Stefano Bontate, “U Principe di Villaranza”, che comandava la mafia e conosceva le lingue: ucciso dai ‘viddani’

Figlio di "Don Paolino". maturità classica e passione per i quadri. Aristocratico e razionale, fu ammazzato da Totò Riina nella guerra per il comando della Cupola

Cronaca - di Mario Campanella - 7 Agosto 2025 alle 16:16

“U Principe i Villaranza” era un uomo che conosceva e parlava correttamente inglese e francese. Maturità classica al Liceo Gonzaga di Palermo, amante di Guttuso e Picasso. Detta cosi non sembra che si parli di Stefano Bontate, erroneamente registrato Bontade all’anagrafe. Il “capo dei capi” della Cupola di Cosa Nostra per sedici anni. Fono a quando un capo più capo e più spietato di lui, Toto’ u curtu, non lo ammazzo’.

L’eredita di Don Paolino

Nato nel 1949, figlio di Don Paolino, capo mandamento di Palermo, a soli 25 anni Stefano raccoglie l’eredità paterna. Stefano, bell’uomo, sposa una donna della borghesia siciliana, Margherita Teresi. E opera nel campo del commercio e dell’edilizia riciclando i soldi del racket.

I rapporti con la Dc

Stefano, divenuto “il padrino”, frequenta l’alta borghesia.

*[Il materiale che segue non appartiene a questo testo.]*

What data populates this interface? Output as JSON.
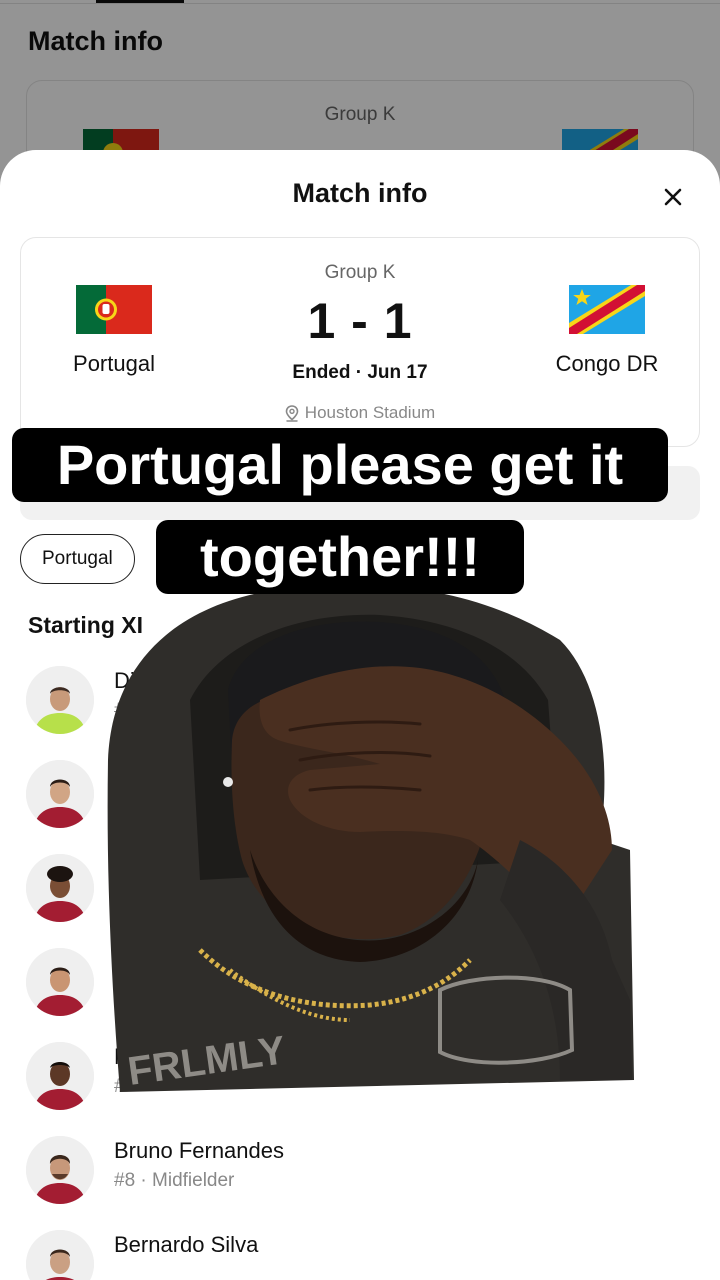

Ma anche la politica, che in Sicilia si chiama soprattutto Democrazia Cristiana. E lui ha rapporti di parentela diretta con la politica. Sua cugina, Margherita Bontade, (c’è sempre la variante della consonante) diventa deputata dello scudocrociato.

Il salto di qualità negli anni settanta

Negli anni settanta Don Stefano diventa sempre più forte. E’ lui il referente della famiglia Gambino e di tutti i siciliani mafiosi degli Stati Uniti. Accumula ricchezze e rapporti. Secondo molti pentiti entra in contatto con i servizi e con la Banda della Magliana. E’ lui l’ambasciatore della mafia nel resto del mondo. E tutto sembra, guardandolo e parlandoci, tranne che un padrino.

L’ascesa di Totò u curtu e l’omicidio del 1975

Nel frattempo all’interno della geografia di Cosa Nostra i corleonesi crescono. E Bontate li sottovaluta. Nel 1975  Totò Riina,  fa sequestrare ed uccidere Luigi Corleo, suocero di Nino Salvo, ricco e famoso esattore affiliato alla cosca di Salemi; il sequestro viene attuato per dare un duro colpo al prestigio di Bontate e Badalamenti, i quali erano legati a Salvo e non riusciranno ad ottenere né la liberazione dell’ostaggio, né la restituzione del corpo. Sarebbe un segnale ma Bontate lo sottovaluta ancora.

“Lassati stare u viddanu”

Riina elimina due capimafia rilevanti: Peppe Di Cristina e Giuseppe Calderone. Qualcuno avverte Stefano che i corleonesi, e soprattutto Totò Riina, sono pericolosi. Ma lui minimizza. Quando un altro boss, Gaetano Grado, gli dice che bisogna uccidere ‘u curtu’, Bontate risponde icastico: “Lassalu stare: è nu viddanu(villano)”. Ma sottovalutare un uomo come Riina gli sarà fatale.

La morte

Il 23 aprile del 1091 Bontate esce da una festa di compleanno. Guida da solo, senza scorta, una Giulietta Alfa Rome 2000 blindata. Si sente sicuro. Ma intorno alle 23,30 ad aspettarlo c’è ‘Scarpuzzedda’, alias Giuseppe Greco, uno dei killer più spietati di Riina. Che ha in mano un kalasnikov, un’arma che trapassa il blindo della macchina. Bontate muore, con addosso un abito di sartoria e al polso un Vacheron Costantin. ‘U principe i Villaranza’ cade sotto i colpi dei ‘piedi ncritati’, come venivano chiamati spregevolmente i corleonesi.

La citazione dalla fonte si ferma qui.